SWR4 Abendgedanken
„Es ist ja so, dass in uns allen immer ein Heimweh ist.“ Eine Freundin von mir hat das neulich in einem Gespräch so gesagt. Ich weiß gar nicht, ob alle am Tisch mitbekommen haben, was für eine große Einsicht sie da so gelassen ausgesprochen hatte.
„Es ist ja so, dass in uns allen immer ein Heimweh ist.“ – In der Bibel heißt es, dass wir nur Gast sind auf diesem schönen Planeten, weil wir alle einmal bei Gott ankommen sollen, im Himmel, wo wir zu Hause sind, in der Ewigkeit, in der himmlischen Heimat, im Paradies, in der Gegenwart Gottes, in der Liebe, die nie vergeht. Es gibt so viele Bilder für das Ziel, auf das unser Leben hinführt. Hier und jetzt kann ich immer nur ahnen, wie das sein wird. Es gibt nur Abbilder, einen Vorgeschmack. Erst wenn ich angekommen bin, weiß ich, dass ich das Ziel meiner Sehnsucht erreicht habe.

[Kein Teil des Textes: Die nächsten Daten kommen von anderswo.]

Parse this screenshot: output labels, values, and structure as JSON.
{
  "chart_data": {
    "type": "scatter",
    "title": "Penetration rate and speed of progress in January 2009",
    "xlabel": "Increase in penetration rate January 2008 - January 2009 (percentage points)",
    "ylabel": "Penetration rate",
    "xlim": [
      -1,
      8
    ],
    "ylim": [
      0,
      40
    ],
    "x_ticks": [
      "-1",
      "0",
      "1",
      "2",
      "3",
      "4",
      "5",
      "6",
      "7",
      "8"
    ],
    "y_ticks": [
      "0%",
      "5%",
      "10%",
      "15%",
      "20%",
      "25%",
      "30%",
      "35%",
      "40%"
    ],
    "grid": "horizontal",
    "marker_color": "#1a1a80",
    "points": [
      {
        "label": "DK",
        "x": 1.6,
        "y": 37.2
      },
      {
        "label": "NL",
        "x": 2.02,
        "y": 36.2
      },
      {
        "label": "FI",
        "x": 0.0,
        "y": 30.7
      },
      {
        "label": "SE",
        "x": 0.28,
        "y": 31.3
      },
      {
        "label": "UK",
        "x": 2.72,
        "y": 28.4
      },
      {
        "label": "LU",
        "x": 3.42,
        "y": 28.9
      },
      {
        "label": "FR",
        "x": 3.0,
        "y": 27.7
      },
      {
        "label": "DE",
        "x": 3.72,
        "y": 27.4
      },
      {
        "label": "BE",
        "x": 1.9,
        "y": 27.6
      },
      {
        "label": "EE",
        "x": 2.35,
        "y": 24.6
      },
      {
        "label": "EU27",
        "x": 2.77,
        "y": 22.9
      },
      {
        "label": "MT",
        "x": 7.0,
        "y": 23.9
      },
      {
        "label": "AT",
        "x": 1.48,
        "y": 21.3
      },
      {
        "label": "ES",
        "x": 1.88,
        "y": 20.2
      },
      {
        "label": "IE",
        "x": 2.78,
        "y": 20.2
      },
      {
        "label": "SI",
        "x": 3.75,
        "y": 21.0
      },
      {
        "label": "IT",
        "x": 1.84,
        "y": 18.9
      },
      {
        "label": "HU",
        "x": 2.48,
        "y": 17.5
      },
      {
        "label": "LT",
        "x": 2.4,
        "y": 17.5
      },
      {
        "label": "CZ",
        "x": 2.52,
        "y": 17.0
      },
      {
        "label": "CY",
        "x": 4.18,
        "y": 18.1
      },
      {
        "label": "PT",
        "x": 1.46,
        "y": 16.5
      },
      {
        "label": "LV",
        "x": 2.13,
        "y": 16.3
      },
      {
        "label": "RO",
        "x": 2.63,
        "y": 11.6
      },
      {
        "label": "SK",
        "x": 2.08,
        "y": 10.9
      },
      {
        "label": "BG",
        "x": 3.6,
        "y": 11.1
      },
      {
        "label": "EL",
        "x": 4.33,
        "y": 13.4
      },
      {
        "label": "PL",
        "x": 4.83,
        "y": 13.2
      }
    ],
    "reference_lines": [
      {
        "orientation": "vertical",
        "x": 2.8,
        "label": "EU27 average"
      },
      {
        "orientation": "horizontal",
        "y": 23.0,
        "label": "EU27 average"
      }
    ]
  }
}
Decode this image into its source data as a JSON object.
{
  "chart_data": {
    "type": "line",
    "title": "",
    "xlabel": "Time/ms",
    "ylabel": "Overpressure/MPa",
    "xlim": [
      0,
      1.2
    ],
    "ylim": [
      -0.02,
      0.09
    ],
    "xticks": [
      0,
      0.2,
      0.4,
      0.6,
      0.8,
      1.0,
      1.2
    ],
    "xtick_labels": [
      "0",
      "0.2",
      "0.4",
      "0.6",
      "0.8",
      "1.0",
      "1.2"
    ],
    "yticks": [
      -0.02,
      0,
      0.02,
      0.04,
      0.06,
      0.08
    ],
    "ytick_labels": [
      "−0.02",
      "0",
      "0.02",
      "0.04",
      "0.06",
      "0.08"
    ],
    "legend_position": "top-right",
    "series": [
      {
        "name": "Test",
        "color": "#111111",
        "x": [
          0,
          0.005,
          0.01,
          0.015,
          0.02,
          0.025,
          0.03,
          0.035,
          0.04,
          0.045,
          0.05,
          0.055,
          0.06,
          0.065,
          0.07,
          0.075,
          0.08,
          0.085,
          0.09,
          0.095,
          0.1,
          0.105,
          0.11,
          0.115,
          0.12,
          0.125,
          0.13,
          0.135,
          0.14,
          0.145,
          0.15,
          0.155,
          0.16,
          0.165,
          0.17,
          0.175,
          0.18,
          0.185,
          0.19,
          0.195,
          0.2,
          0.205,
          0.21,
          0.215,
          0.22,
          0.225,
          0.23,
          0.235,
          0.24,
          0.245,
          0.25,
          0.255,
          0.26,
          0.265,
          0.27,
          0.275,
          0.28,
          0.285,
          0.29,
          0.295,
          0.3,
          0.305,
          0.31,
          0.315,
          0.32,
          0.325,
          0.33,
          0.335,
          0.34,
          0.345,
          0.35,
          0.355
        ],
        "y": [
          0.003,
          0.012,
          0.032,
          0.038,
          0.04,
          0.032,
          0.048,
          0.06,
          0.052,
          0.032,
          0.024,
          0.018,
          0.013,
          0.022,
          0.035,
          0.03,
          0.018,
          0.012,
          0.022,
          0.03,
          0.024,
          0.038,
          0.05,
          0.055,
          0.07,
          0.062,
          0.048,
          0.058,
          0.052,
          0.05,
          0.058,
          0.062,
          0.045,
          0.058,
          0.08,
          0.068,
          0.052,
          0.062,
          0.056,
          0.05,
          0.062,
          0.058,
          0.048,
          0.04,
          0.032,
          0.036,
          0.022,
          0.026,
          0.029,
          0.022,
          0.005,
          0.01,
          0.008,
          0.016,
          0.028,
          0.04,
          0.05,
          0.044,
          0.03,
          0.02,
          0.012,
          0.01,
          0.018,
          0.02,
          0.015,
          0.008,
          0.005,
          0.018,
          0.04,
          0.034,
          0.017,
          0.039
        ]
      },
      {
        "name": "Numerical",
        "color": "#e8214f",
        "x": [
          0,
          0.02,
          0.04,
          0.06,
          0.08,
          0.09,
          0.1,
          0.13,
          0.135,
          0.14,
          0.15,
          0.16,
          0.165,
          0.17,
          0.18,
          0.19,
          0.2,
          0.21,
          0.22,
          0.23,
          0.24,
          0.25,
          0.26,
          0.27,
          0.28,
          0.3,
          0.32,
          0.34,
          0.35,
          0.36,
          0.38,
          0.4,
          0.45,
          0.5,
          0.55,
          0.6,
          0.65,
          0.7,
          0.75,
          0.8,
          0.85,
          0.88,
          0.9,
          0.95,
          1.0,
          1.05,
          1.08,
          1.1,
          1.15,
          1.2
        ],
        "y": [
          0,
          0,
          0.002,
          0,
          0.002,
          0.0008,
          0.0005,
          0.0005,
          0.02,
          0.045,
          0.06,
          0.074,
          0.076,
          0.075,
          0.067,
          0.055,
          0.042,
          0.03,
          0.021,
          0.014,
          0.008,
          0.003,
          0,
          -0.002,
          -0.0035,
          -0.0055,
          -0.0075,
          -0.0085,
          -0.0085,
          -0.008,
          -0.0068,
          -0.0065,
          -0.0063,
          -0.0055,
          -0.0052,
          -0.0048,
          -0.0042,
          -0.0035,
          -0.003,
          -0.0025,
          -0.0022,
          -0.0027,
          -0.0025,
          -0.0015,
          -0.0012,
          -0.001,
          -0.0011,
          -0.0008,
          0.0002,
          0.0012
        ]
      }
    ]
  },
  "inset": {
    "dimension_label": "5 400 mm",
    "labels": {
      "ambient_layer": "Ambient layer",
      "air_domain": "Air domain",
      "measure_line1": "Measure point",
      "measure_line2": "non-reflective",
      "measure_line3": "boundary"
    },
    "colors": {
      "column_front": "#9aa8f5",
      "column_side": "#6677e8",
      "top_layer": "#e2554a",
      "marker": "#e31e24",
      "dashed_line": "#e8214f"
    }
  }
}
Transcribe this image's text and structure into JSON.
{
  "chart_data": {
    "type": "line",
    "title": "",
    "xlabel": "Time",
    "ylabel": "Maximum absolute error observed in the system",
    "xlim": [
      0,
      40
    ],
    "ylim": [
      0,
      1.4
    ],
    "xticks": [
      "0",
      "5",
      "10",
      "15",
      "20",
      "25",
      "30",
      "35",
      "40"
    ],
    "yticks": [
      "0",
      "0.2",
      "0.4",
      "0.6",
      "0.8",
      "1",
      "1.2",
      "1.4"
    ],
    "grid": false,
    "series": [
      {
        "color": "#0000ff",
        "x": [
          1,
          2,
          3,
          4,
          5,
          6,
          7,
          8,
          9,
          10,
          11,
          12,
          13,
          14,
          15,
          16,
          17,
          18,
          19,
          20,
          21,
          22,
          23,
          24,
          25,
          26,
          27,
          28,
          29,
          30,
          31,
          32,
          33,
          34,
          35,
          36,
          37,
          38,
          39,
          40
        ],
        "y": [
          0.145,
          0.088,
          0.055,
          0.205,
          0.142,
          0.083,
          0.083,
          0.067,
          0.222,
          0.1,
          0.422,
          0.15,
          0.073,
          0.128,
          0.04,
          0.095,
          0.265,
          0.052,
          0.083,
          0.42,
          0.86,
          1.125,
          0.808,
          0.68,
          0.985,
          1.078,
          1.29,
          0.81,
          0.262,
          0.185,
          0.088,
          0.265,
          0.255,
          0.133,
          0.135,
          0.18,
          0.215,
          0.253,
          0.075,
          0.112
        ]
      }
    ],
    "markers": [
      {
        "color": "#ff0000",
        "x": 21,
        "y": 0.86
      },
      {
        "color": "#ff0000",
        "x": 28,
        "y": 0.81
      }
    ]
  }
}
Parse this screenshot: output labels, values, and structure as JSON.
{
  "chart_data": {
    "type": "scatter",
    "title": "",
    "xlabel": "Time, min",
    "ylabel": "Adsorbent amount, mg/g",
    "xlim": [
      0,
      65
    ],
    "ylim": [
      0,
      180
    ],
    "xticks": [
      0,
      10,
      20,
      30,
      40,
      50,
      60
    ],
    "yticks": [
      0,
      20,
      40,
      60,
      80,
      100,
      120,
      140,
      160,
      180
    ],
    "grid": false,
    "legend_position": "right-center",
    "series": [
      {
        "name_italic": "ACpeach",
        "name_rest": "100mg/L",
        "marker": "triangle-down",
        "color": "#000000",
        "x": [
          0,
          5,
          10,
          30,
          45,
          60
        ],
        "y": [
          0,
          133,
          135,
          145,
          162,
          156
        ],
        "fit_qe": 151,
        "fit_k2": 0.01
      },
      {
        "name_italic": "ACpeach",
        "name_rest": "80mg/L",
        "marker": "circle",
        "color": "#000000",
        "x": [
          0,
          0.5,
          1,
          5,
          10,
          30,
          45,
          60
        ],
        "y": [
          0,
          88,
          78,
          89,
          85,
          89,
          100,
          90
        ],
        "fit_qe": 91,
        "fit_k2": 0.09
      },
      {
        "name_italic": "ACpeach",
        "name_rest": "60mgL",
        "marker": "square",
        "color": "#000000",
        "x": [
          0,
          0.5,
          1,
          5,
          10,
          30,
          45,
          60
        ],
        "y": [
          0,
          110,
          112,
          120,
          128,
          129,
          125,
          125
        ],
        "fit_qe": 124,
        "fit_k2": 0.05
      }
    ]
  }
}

„Es ist ja so, dass in uns allen immer ein Heimweh ist.“ – Ich habe das weitergedacht: Nation, Volk, Staat, wegen mir auch „The Länd“ – das ist alles vorläufig. Das kann diese wirkliche Heimat gar nicht ersetzen!
Trotzdem versuchen es so viele. Warum verehren so viele Menschen ihr Herkunftsland so sehr? Warum müssen sie ihre „Heimat“ so hervorheben? Ja, das hat bestimmt etwas damit zu tun, dass gerade dieses Land einem so vertraut ist. Aber warum freut man sich dann nicht einfach daran? Warum soll „das Reine“ erhalten werden? Was hat es mit dem Nationalstolz auf sich? Ich erlebe das bei Menschen aus aller Welt: Ob Kameruner oder Deutscher, ob Albaner oder Schwabe – spätestens beim Fußball merkt man es deutlich. Warum soll die Heimat sogar gegen andere abgeschottet werden? Soll dieser vorläufige Ort, sollen Nation oder Volk dadurch etwas „Ewiges“ bekommen? Könnte es sein, dass darin etwas anderes, eine Sehnsucht steckt? - „Es ist ja so, dass in uns allen immer ein Heimweh ist.“
Mein Heimweh vergeht nicht, wenn ich versuche, meinem vorläufigen Aufenthaltsort etwas Ewiges zu verleihen. „Es bleibt ja so, dass in uns allen immer ein Heimweh ist.“
Also nehme ich es, wie es ist. Ich muss wohl den Schmerz aushalten, dass ich nicht nur fast überall Ausländer bin, sondern überall nur auf der Durchreise - bis ich in der wirklichen, meiner himmlischen Heimat angekommen bin.